It's no secret that adoption cannot exist without loss. It's also no secret that grief is inevitable and is already something any mother carries.
Grief is something that our agency, Special Delivery Adoptions, tries to address head-on. Monthly, we offer support group sessions in three different cities and virtually. But, we know it's fluid and not linear. We strive to help moms right where they are, as they are feeling in that moment.
Sharing stories is one of the strategies that can sometimes help; sometimes it can shed light in corners we've kept in the pitch-black. As always, every single person's grief is different, but this is certainly a story worth reflecting upon; even though it is not grief in adoption, it's painfully present.
"It's no simple task to let a loved one morn on her own, especially if the person is your daughter. Author and devoted mom, Karen Joy Fowler shares how she learned the hard way."
by Karen Joy Fowler
originally published in Real Simple December 2009
Her daughter Shannon lost her fiance while on vacation in Thailand to a box jellyfish; he died within minutes of the sting.
"Shannon didn't want us. On the rare occasion we could get her on the phone she said, 'Honestly mum, what could you possibly do that can make this even a tiny bit better?'
I got a crash course in the things well-meaning people say but shouldn't:
I know what you're going through.
You're so strong; I just curl up and die.

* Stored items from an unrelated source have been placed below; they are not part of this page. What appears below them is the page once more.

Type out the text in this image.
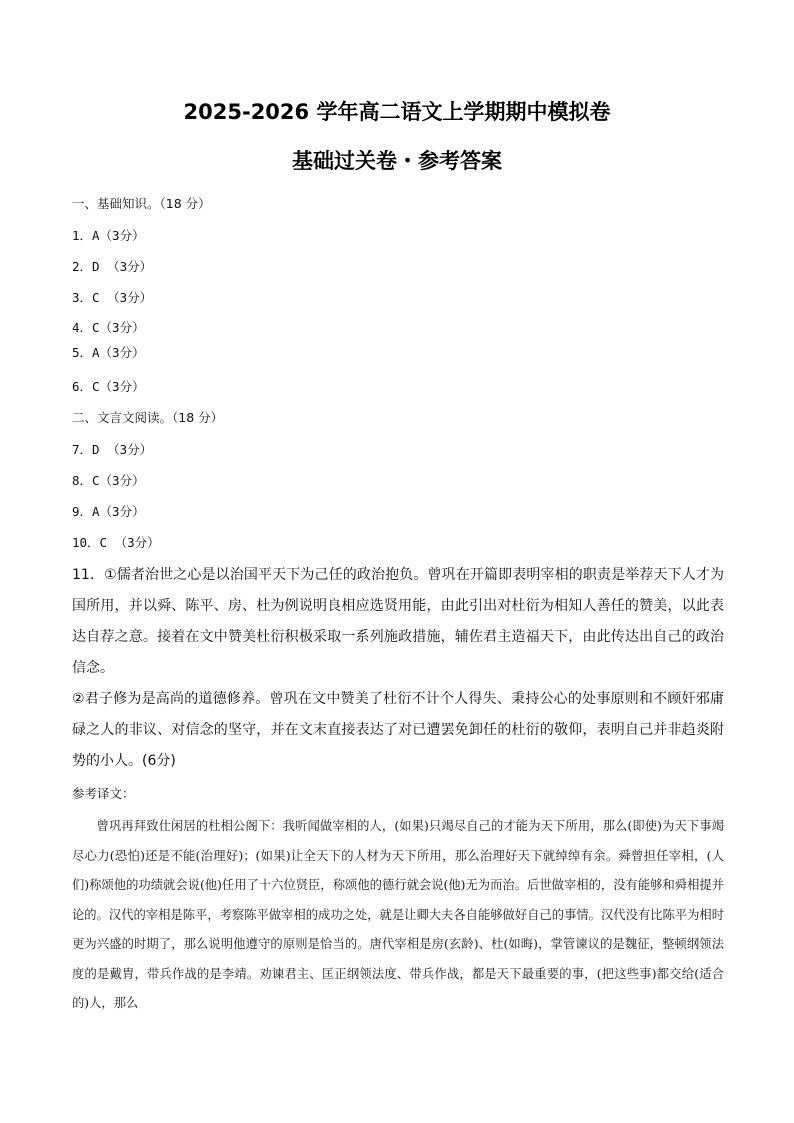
2025-2026 学年高二语文上学期期中模拟卷
基础过关卷・参考答案
一、基础知识。（18 分）
1．A（3分）
2．D （3分）
3．C （3分）
4．C（3分）
5．A（3分）
6．C（3分）
二、文言文阅读。（18 分）
7．D （3分）
8．C（3分）
9．A（3分）
10．C （3分）
11．①儒者治世之心是以治国平天下为己任的政治抱负。曾巩在开篇即表明宰相的职责是举荐天下人才为国所用，并以舜、陈平、房、杜为例说明良相应选贤用能，由此引出对杜衍为相知人善任的赞美，以此表达自荐之意。接着在文中赞美杜衍积极采取一系列施政措施，辅佐君主造福天下，由此传达出自己的政治信念。
②君子修为是高尚的道德修养。曾巩在文中赞美了杜衍不计个人得失、秉持公心的处事原则和不顾奸邪庸碌之人的非议、对信念的坚守，并在文末直接表达了对已遭罢免卸任的杜衍的敬仰，表明自己并非趋炎附势的小人。(6分)
参考译文：
曾巩再拜致仕闲居的杜相公阁下：我听闻做宰相的人，(如果)只竭尽自己的才能为天下所用，那么(即使)为天下事竭尽心力(恐怕)还是不能(治理好)；(如果)让全天下的人材为天下所用，那么治理好天下就绰绰有余。舜曾担任宰相，(人们)称颂他的功绩就会说(他)任用了十六位贤臣，称颂他的德行就会说(他)无为而治。后世做宰相的，没有能够和舜相提并论的。汉代的宰相是陈平，考察陈平做宰相的成功之处，就是让卿大夫各自能够做好自己的事情。汉代没有比陈平为相时更为兴盛的时期了，那么说明他遵守的原则是恰当的。唐代宰相是房(玄龄)、杜(如晦)，掌管谏议的是魏征，整顿纲领法度的是戴胄，带兵作战的是李靖。劝谏君主、匡正纲领法度、带兵作战，都是天下最重要的事，(把这些事)都交给(适合的)人，那么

You're young and beautiful you'll find love again.
God has a plan.
So many wrong things to say, and so few right. In the days before she left, I got a good look at my daughter. She couldn't sleep and hardly ate. She was suffering from post-traumatic stress and survivor guilt and was sometimes angry, sometimes paralyzed with grief. I had my own irrational guilt. I'm her mother; it's my job to keep her safe. Clearly I hadn't done my job. I hadn't even been home when she called [ to tell me of the accident].
I couldn't tell her I was devastated. Shannon resented any implication that we shared this tragedy, as if I were trying to take it from her.
'You hardly knew him,' she said, which was true. Their relationship had happened in Europe, Australia, and China he had come only wants to visit us in California. But I had known they would marry long before they made it official. In my heart, he was family.
For months I couldn't go to sleep at night unless I was fantasizing about some impossible way of saving him. And beyond the loss of him, her grief was more than I could endure.
'When she has her own children, she'll understand,' my friends told me, but they were solving the wrong problem. I never doubted that my relationship with Shannon would be fine. What I wanted was a way to help her.
But she was somewhere emotionally that I couldn't even imagine.
[I remember back when my mother was dying and the doctor told me,] 'she can't be your mother right now, she's too busy dying.'
I applied that to Shannon. 'She can't be your daughter right now,' I told myself. 'She's too busy surviving.' [Some could have seen her as] an emblem of loss, of loneliness. Many months passed before I realized that she also signified resilience.
Shannon is in a good place right now. She's writing a memoir about her time in Eastern Europe. I have good advice and valuable experience is drawn, as sometimes I will. I no longer feel it's my job to protect her from all the bad things; I've seen too clearly that I can't. She is my daughter and the only expert on the way to live her life. I am her mother, with all the love and limitations that implies."
Fowler, Karen Joy. “Letting Go.” Real Simple, Dec. 2009, pp. 107–111.